Finanzgericht Köln: Urteil vom 17.01.2005 – 11 V 5145/04

Diese Entscheidung enthält keinen zur Veröffentlichung bestimmten Leitsatz.


Finanzgericht Köln

11. Senat Senatsbeschluß vom 17.01.2005

Az.: 11 V 5145/04

Der Antrag wird abgelehnt.

Der Antragsteller trägt die Kosten des Verfahrens.

Gründe

Die Beteiligten streiten über den umsatzsteuerrechtlichen Ort und damit die Steuerbarkeit der vom Antragsteller als Handelsvertreter erbrachten Vermittlungsleistungen.

Der Antragsteller ist als Handelsvertreter für die ................. mit Sitz in ................, Spanien, als Handelsvertreter tätig. Nach dem zwischen dieser Gesellschaft und dem Kläger am 14.08.2003 geschlossenen und am 12.01.2004 erneuerten Handelsvertretervertrag verpflichtete sich der Antragsteller gegenüber der ........... ?dauerhaft bzw. ständig, als unabhängiger Vermittler fremdbestimmt Handelsgeschäfte bzw. Handelsoperationen entgeltlich zu fördern oder diese zu fördern und in mittels Vermittlungsvollmacht für den Unternehmer und zu dessen geltenden Lieferungs- und Zahlungsbedingungen zu vermitteln ohne, sofern nicht gegenteiliges vereinbart wurde, das Geschäftrisiko zu übernehmen?. Die Verträge, auf deren Kopien in den Umsatzsteuer-Sonderprüfungsakten des Antragsgegners verwiesen wird, enthalten zudem eine Bestimmung des Unternehmensgegenstandes der ................ Danach widmet sich das Unternehmen ?dem Markt der Bereitstellung von Dienstleistungen betreffend der Förderung und Ausführung von Baumaßnahmen und Bauten jeglicher Art, einschließlich Umbauten und Restaurierung, sowie der Vermittlung von Bau- und Reformierungsverträgen?.

Aus seiner Tätigkeit für die ................., die sich ausschließlich auf die Vermittlung von Bauleistungen an Grundstücken in Deutschland bezog, erzielte der Antragsteller in 2003 Nettoerlöse i.H.v. 13.230 EUR und im I. Quartal 2004 i.H.v. 9.259 EUR.

In den Umsatzsteuer-Voranmeldungen August bis Dezember 2003 behandelte der Antragsteller die vorgenannten Umsätze als nicht steuerbar.

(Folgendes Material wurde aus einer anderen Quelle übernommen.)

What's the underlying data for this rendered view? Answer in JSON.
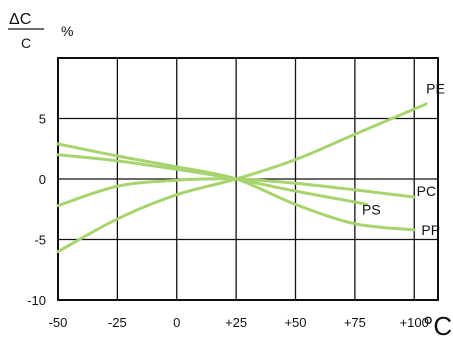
{
  "chart_data": {
    "type": "line",
    "ylabel_numerator": "ΔC",
    "ylabel_denominator": "C",
    "ylabel_unit": "%",
    "xlabel_unit": "°C",
    "xlim": [
      -50,
      110
    ],
    "ylim": [
      -10,
      10
    ],
    "grid": true,
    "legend": "inline",
    "line_color": "#a8d46f",
    "x_ticks": [
      {
        "value": -50,
        "label": "-50"
      },
      {
        "value": -25,
        "label": "-25"
      },
      {
        "value": 0,
        "label": "0"
      },
      {
        "value": 25,
        "label": "+25"
      },
      {
        "value": 50,
        "label": "+50"
      },
      {
        "value": 75,
        "label": "+75"
      },
      {
        "value": 100,
        "label": "+100"
      }
    ],
    "y_ticks": [
      {
        "value": 5,
        "label": "5"
      },
      {
        "value": 0,
        "label": "0"
      },
      {
        "value": -5,
        "label": "-5"
      },
      {
        "value": -10,
        "label": "-10"
      }
    ],
    "series": [
      {
        "name": "PE",
        "label_x": 105,
        "label_y": 7.5,
        "points": [
          [
            -50,
            -6
          ],
          [
            -25,
            -3.3
          ],
          [
            0,
            -1.3
          ],
          [
            25,
            0
          ],
          [
            50,
            1.6
          ],
          [
            75,
            3.7
          ],
          [
            105,
            6.2
          ]
        ]
      },
      {
        "name": "PC",
        "label_x": 101,
        "label_y": -1,
        "points": [
          [
            -50,
            -2.2
          ],
          [
            -25,
            -0.6
          ],
          [
            0,
            -0.1
          ],
          [
            25,
            0
          ],
          [
            50,
            -0.35
          ],
          [
            75,
            -0.9
          ],
          [
            100,
            -1.5
          ]
        ]
      },
      {
        "name": "PS",
        "label_x": 78,
        "label_y": -2.5,
        "points": [
          [
            -50,
            2
          ],
          [
            -25,
            1.5
          ],
          [
            0,
            0.8
          ],
          [
            25,
            0
          ],
          [
            50,
            -1
          ],
          [
            75,
            -1.9
          ],
          [
            80,
            -2.1
          ]
        ]
      },
      {
        "name": "PP",
        "label_x": 103,
        "label_y": -4.2,
        "points": [
          [
            -50,
            2.9
          ],
          [
            -25,
            1.9
          ],
          [
            0,
            1
          ],
          [
            25,
            0
          ],
          [
            50,
            -2.1
          ],
          [
            75,
            -3.7
          ],
          [
            100,
            -4.2
          ]
        ]
      }
    ]
  }
}
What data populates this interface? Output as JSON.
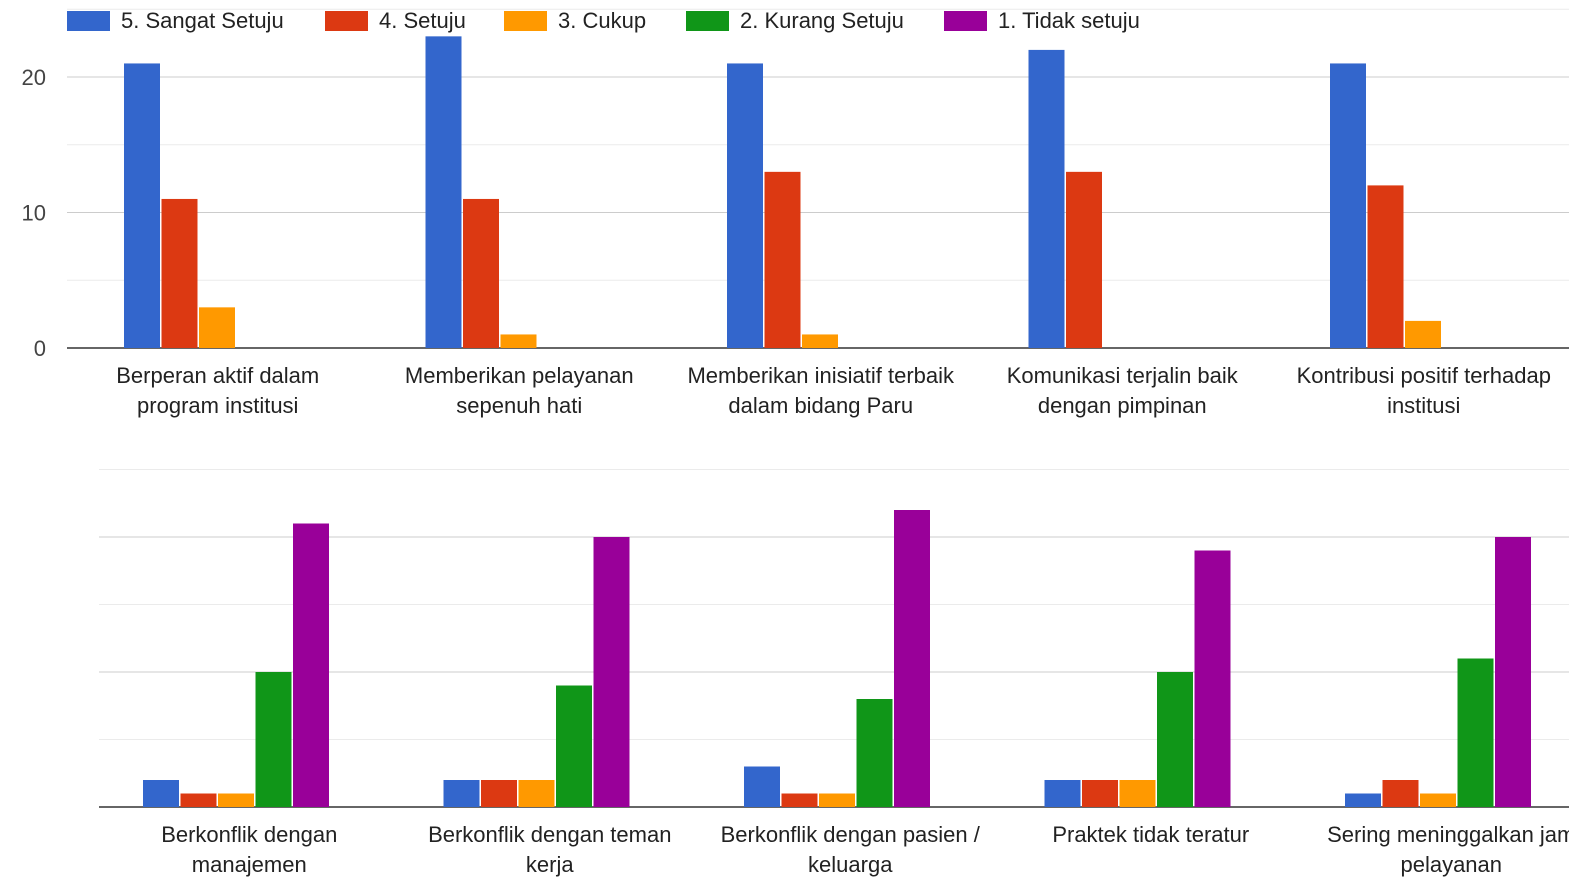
{
  "legend": [
    {
      "label": "5. Sangat Setuju",
      "color": "#3366cc"
    },
    {
      "label": "4. Setuju",
      "color": "#dc3912"
    },
    {
      "label": "3. Cukup",
      "color": "#ff9900"
    },
    {
      "label": "2. Kurang Setuju",
      "color": "#109618"
    },
    {
      "label": "1. Tidak setuju",
      "color": "#990099"
    }
  ],
  "chart_data": [
    {
      "type": "bar",
      "title": "",
      "categories": [
        [
          "Berperan aktif dalam",
          "program institusi"
        ],
        [
          "Memberikan pelayanan",
          "sepenuh hati"
        ],
        [
          "Memberikan inisiatif terbaik",
          "dalam bidang Paru"
        ],
        [
          "Komunikasi terjalin baik",
          "dengan pimpinan"
        ],
        [
          "Kontribusi positif terhadap",
          "institusi"
        ]
      ],
      "series": [
        {
          "name": "5. Sangat Setuju",
          "color": "#3366cc",
          "values": [
            21,
            23,
            21,
            22,
            21
          ]
        },
        {
          "name": "4. Setuju",
          "color": "#dc3912",
          "values": [
            11,
            11,
            13,
            13,
            12
          ]
        },
        {
          "name": "3. Cukup",
          "color": "#ff9900",
          "values": [
            3,
            1,
            1,
            0,
            2
          ]
        },
        {
          "name": "2. Kurang Setuju",
          "color": "#109618",
          "values": [
            0,
            0,
            0,
            0,
            0
          ]
        },
        {
          "name": "1. Tidak setuju",
          "color": "#990099",
          "values": [
            0,
            0,
            0,
            0,
            0
          ]
        }
      ],
      "yticks": [
        "0",
        "10",
        "20"
      ],
      "ylim": [
        0,
        25
      ],
      "grid": true,
      "legend_position": "top"
    },
    {
      "type": "bar",
      "title": "",
      "categories": [
        [
          "Berkonflik dengan",
          "manajemen"
        ],
        [
          "Berkonflik dengan teman",
          "kerja"
        ],
        [
          "Berkonflik dengan pasien /",
          "keluarga"
        ],
        [
          "Praktek tidak teratur"
        ],
        [
          "Sering meninggalkan jam",
          "pelayanan"
        ]
      ],
      "series": [
        {
          "name": "5. Sangat Setuju",
          "color": "#3366cc",
          "values": [
            2,
            2,
            3,
            2,
            1
          ]
        },
        {
          "name": "4. Setuju",
          "color": "#dc3912",
          "values": [
            1,
            2,
            1,
            2,
            2
          ]
        },
        {
          "name": "3. Cukup",
          "color": "#ff9900",
          "values": [
            1,
            2,
            1,
            2,
            1
          ]
        },
        {
          "name": "2. Kurang Setuju",
          "color": "#109618",
          "values": [
            10,
            9,
            8,
            10,
            11
          ]
        },
        {
          "name": "1. Tidak setuju",
          "color": "#990099",
          "values": [
            21,
            20,
            22,
            19,
            20
          ]
        }
      ],
      "yticks": [],
      "ylim": [
        0,
        25
      ],
      "grid": true
    }
  ]
}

Die Besteuerungsgrundlagen für die Voranmeldung des I. Quartals 2004 wurden geschätzt.

Der Antragsgegner führte beim Antragsteller am 08.06.2004 eine Umsatzsteuer-Sonderprüfung durch. Dabei kam der Prüfer und ihm folgend der Antragsgegner unter anderem zu dem Ergebnis, dass die Leistungen des Antragstellers für die .............. in Deutschland umsatzsteuerbar und umsatzsteuerpflichtig seien. Der Ort der Vermittlungsleistungen bestimme sich gem. § 3 a Abs. 2 Nr. 1 c UStG nach dem Belegenheitsort der Grundstücke, für die Leistungen vermittelt worden seien. Die Grundstücke seien aber sämtlich in Deutschland gelegen (vgl. Tz. 15 des Umsatzsteuer-Sonderprüfungsberichts vom 13.08.2004, Bl. 17 ff. GA).

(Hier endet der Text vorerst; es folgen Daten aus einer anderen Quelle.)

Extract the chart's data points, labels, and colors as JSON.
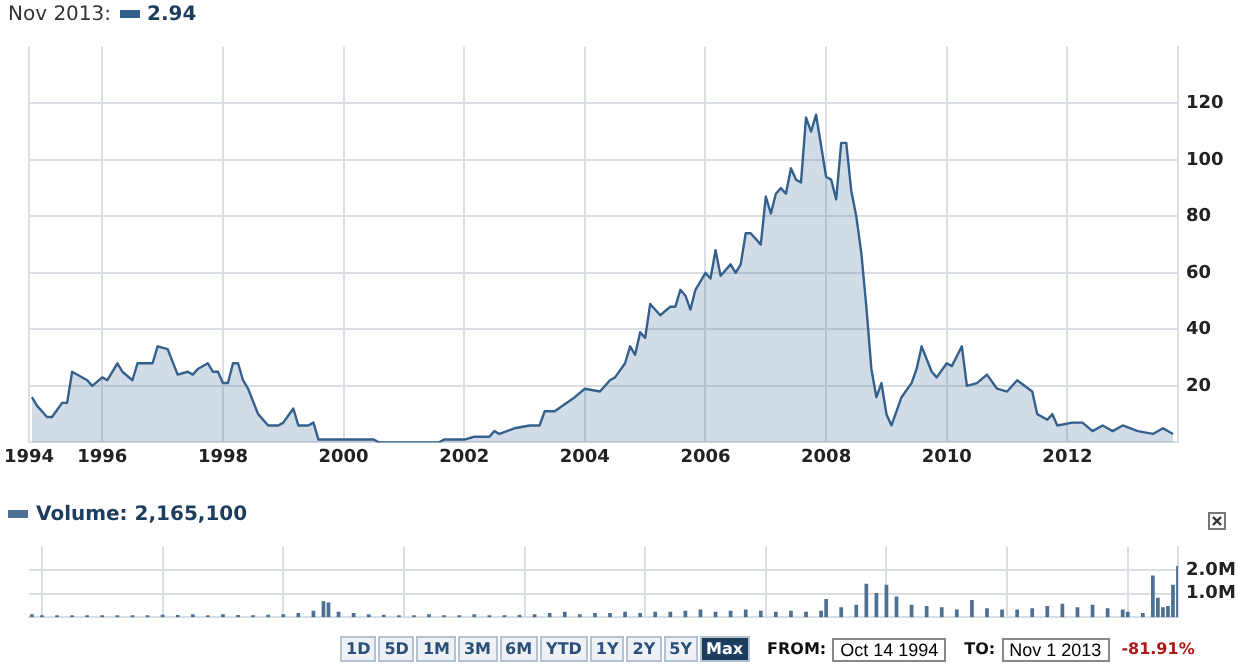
{
  "chart_data": [
    {
      "type": "area",
      "legend_title": "Nov 2013:",
      "legend": "top left",
      "grid": true,
      "xlim": [
        "1994-10-14",
        "2013-11-01"
      ],
      "ylim": [
        0,
        140
      ],
      "yticks": [
        20,
        40,
        60,
        80,
        100,
        120
      ],
      "xticks": [
        {
          "value": "1994-10-14",
          "label": "1994"
        },
        {
          "value": "1996-01-01",
          "label": "1996"
        },
        {
          "value": "1998-01-01",
          "label": "1998"
        },
        {
          "value": "2000-01-01",
          "label": "2000"
        },
        {
          "value": "2002-01-01",
          "label": "2002"
        },
        {
          "value": "2004-01-01",
          "label": "2004"
        },
        {
          "value": "2006-01-01",
          "label": "2006"
        },
        {
          "value": "2008-01-01",
          "label": "2008"
        },
        {
          "value": "2010-01-01",
          "label": "2010"
        },
        {
          "value": "2012-01-01",
          "label": "2012"
        }
      ],
      "series": [
        {
          "name": "2.94",
          "color": "#34608c",
          "x": [
            "1994-11",
            "1994-12",
            "1995-02",
            "1995-03",
            "1995-05",
            "1995-06",
            "1995-07",
            "1995-10",
            "1995-11",
            "1996-01",
            "1996-02",
            "1996-04",
            "1996-05",
            "1996-07",
            "1996-08",
            "1996-10",
            "1996-11",
            "1996-12",
            "1997-02",
            "1997-04",
            "1997-06",
            "1997-07",
            "1997-08",
            "1997-10",
            "1997-11",
            "1997-12",
            "1998-01",
            "1998-02",
            "1998-03",
            "1998-04",
            "1998-05",
            "1998-06",
            "1998-08",
            "1998-10",
            "1998-12",
            "1999-01",
            "1999-03",
            "1999-04",
            "1999-06",
            "1999-07",
            "1999-08",
            "1999-09",
            "1999-11",
            "2000-02",
            "2000-07",
            "2000-08",
            "2001-02",
            "2001-08",
            "2001-09",
            "2002-01",
            "2002-03",
            "2002-06",
            "2002-07",
            "2002-08",
            "2002-11",
            "2003-02",
            "2003-04",
            "2003-05",
            "2003-07",
            "2003-11",
            "2004-01",
            "2004-04",
            "2004-06",
            "2004-07",
            "2004-09",
            "2004-10",
            "2004-11",
            "2004-12",
            "2005-01",
            "2005-02",
            "2005-04",
            "2005-06",
            "2005-07",
            "2005-08",
            "2005-09",
            "2005-10",
            "2005-11",
            "2006-01",
            "2006-02",
            "2006-03",
            "2006-04",
            "2006-06",
            "2006-07",
            "2006-08",
            "2006-09",
            "2006-10",
            "2006-12",
            "2007-01",
            "2007-02",
            "2007-03",
            "2007-04",
            "2007-05",
            "2007-06",
            "2007-07",
            "2007-08",
            "2007-09",
            "2007-10",
            "2007-11",
            "2008-01",
            "2008-02",
            "2008-03",
            "2008-04",
            "2008-05",
            "2008-06",
            "2008-07",
            "2008-08",
            "2008-09",
            "2008-10",
            "2008-11",
            "2008-12",
            "2009-01",
            "2009-02",
            "2009-04",
            "2009-06",
            "2009-07",
            "2009-08",
            "2009-10",
            "2009-11",
            "2010-01",
            "2010-02",
            "2010-04",
            "2010-05",
            "2010-07",
            "2010-09",
            "2010-11",
            "2011-01",
            "2011-03",
            "2011-06",
            "2011-07",
            "2011-09",
            "2011-10",
            "2011-11",
            "2012-02",
            "2012-04",
            "2012-06",
            "2012-08",
            "2012-10",
            "2012-12",
            "2013-03",
            "2013-06",
            "2013-08",
            "2013-10"
          ],
          "values": [
            16,
            13,
            9,
            9,
            14,
            14,
            25,
            22,
            20,
            23,
            22,
            28,
            25,
            22,
            28,
            28,
            28,
            34,
            33,
            24,
            25,
            24,
            26,
            28,
            25,
            25,
            21,
            21,
            28,
            28,
            22,
            19,
            10,
            6,
            6,
            7,
            12,
            6,
            6,
            7,
            1,
            1,
            1,
            1,
            1,
            0,
            0,
            0,
            1,
            1,
            2,
            2,
            4,
            3,
            5,
            6,
            6,
            11,
            11,
            16,
            19,
            18,
            22,
            23,
            28,
            34,
            31,
            39,
            37,
            49,
            45,
            48,
            48,
            54,
            52,
            47,
            54,
            60,
            58,
            68,
            59,
            63,
            60,
            63,
            74,
            74,
            70,
            87,
            81,
            88,
            90,
            88,
            97,
            93,
            92,
            115,
            110,
            116,
            94,
            93,
            86,
            106,
            106,
            89,
            80,
            67,
            48,
            26,
            16,
            21,
            10,
            6,
            16,
            21,
            26,
            34,
            25,
            23,
            28,
            27,
            34,
            20,
            21,
            24,
            19,
            18,
            22,
            18,
            10,
            8,
            10,
            6,
            7,
            7,
            4,
            6,
            4,
            6,
            4,
            3,
            5,
            3
          ]
        }
      ]
    },
    {
      "type": "bar",
      "legend": "top left",
      "grid": true,
      "tick_labels": "y",
      "xlim": [
        "1994-10-14",
        "2013-11-01"
      ],
      "ylim": [
        0,
        3000000
      ],
      "yticks": [
        {
          "value": 1000000,
          "label": "1.0M"
        },
        {
          "value": 2000000,
          "label": "2.0M"
        }
      ],
      "xticks": [
        {
          "value": "1996-01-01",
          "label": null
        },
        {
          "value": "1998-01-01",
          "label": null
        },
        {
          "value": "2000-01-01",
          "label": null
        },
        {
          "value": "2002-01-01",
          "label": null
        },
        {
          "value": "2004-01-01",
          "label": null
        },
        {
          "value": "2006-01-01",
          "label": null
        },
        {
          "value": "2008-01-01",
          "label": null
        },
        {
          "value": "2010-01-01",
          "label": null
        },
        {
          "value": "2012-01-01",
          "label": null
        }
      ],
      "series": [
        {
          "name": "Volume: 2,165,100",
          "color": "#4d7193",
          "x": [
            "1994-11",
            "1995-01",
            "1995-04",
            "1995-07",
            "1995-10",
            "1996-01",
            "1996-04",
            "1996-07",
            "1996-10",
            "1997-01",
            "1997-04",
            "1997-07",
            "1997-10",
            "1998-01",
            "1998-04",
            "1998-07",
            "1998-10",
            "1999-01",
            "1999-04",
            "1999-07",
            "1999-09",
            "1999-10",
            "1999-12",
            "2000-03",
            "2000-06",
            "2000-09",
            "2000-12",
            "2001-03",
            "2001-06",
            "2001-09",
            "2001-12",
            "2002-03",
            "2002-06",
            "2002-09",
            "2002-12",
            "2003-03",
            "2003-06",
            "2003-09",
            "2003-12",
            "2004-03",
            "2004-06",
            "2004-09",
            "2004-12",
            "2005-03",
            "2005-06",
            "2005-09",
            "2005-12",
            "2006-03",
            "2006-06",
            "2006-09",
            "2006-12",
            "2007-03",
            "2007-06",
            "2007-09",
            "2007-12",
            "2008-01",
            "2008-04",
            "2008-07",
            "2008-09",
            "2008-11",
            "2009-01",
            "2009-03",
            "2009-06",
            "2009-09",
            "2009-12",
            "2010-03",
            "2010-06",
            "2010-09",
            "2010-12",
            "2011-03",
            "2011-06",
            "2011-09",
            "2011-12",
            "2012-03",
            "2012-06",
            "2012-09",
            "2012-12",
            "2013-01",
            "2013-04",
            "2013-06",
            "2013-07",
            "2013-08",
            "2013-09",
            "2013-10",
            "2013-11"
          ],
          "values": [
            100000,
            50000,
            50000,
            50000,
            50000,
            50000,
            50000,
            50000,
            60000,
            80000,
            70000,
            100000,
            60000,
            100000,
            70000,
            60000,
            80000,
            100000,
            150000,
            250000,
            650000,
            600000,
            200000,
            150000,
            100000,
            80000,
            50000,
            50000,
            100000,
            50000,
            50000,
            100000,
            50000,
            60000,
            80000,
            100000,
            150000,
            200000,
            100000,
            150000,
            150000,
            200000,
            150000,
            200000,
            200000,
            250000,
            300000,
            200000,
            250000,
            300000,
            250000,
            200000,
            250000,
            200000,
            250000,
            750000,
            400000,
            500000,
            1400000,
            1000000,
            1350000,
            850000,
            500000,
            450000,
            400000,
            300000,
            700000,
            350000,
            300000,
            300000,
            350000,
            450000,
            550000,
            400000,
            500000,
            350000,
            300000,
            200000,
            150000,
            1750000,
            800000,
            400000,
            450000,
            1350000,
            2150000
          ]
        }
      ]
    },
    {
      "type": "other",
      "annotations": [
        "1D",
        "5D",
        "1M",
        "3M",
        "6M",
        "YTD",
        "1Y",
        "2Y",
        "5Y",
        "Max",
        "FROM:",
        "Oct 14 1994",
        "TO:",
        "Nov 1 2013",
        "-81.91%"
      ]
    }
  ]
}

In der Folge erließ der Antragsgegner unter dem 09.09.2004 geänderte Umsatzsteuer-Vorauszahlungsbescheide und erhöhte insoweit die Umsatzsteuer für August bis Dezember 2003 um insgesamt ........... EUR, für das I. Quartal 2004 um .......... EUR.

Über den hiergegen eingelegten Einspruch des Antragstellers ist bislang noch nicht entschieden worden. Einen Antrag auf Aussetzung der Vollziehung lehnte der Antragsgegner mit Bescheid vom 27.09.2004 ab.

Der Antragsteller ist der Auffassung, dass sich der Ort der von ihm ausgeführten sonstigen Leistungen gemäss § 3 a Abs. 2 Nr. 4 Satz 3 UStG in Spanien befinde. Der Leistungsempfänger der Vermittlungsleistungen, nämlich die ..........., habe ihm gegenüber ihre spanische Umsatzsteuer-Identifikationsnummer verwendet, so dass die Vermittlungsleistung als in Spanien ausgeführt gelte. § 3 a Abs. 2 UStG enthalte hinsichtlich der Ortsbestimmung von sonstigen Leistungen Ausnahmen zu dem in § 3 a Abs. 1 UStG niedergelegten Grundsatz. Für Vermittlungsleistungen sei § 3 a Abs. 2 Nr. 4 UStG Spezialvorschrift. Darunter fielen alle Vermittlungsleistungen, auch solche in Zusammenhang mit Grundstücken. Innerhalb des § 3 a Abs. 2 Nr. 4 UStG enthalte Satz 3 noch eine weitere Spezialregelung, die die Ortsbestimmung anhand der verwendeten Umsatzsteuer-Identifikationsnummer eines anderen Mitgliedsstaates treffe. Es bestünde also ein Wahlrecht, durch Verwendung der Identifikationsnummer einen abweichenden Leistungsort zu bestimmen. Dieses Wahlrecht stelle die einzige Ausnahme zu der ansonsten für Vermittlungsleistungen anwendbaren Ortsbestimmung des § 3 a Abs. 2 Nr. 4 Satz 1 UStG dar. Weitere Ausnahmen seien nicht bestimmt. Hätte der Gesetzgeber weitere Ausnahmen erfassen wollen, hätte er diese in § 3 a Abs. 2 Nr. 4 UStG niedergelegt.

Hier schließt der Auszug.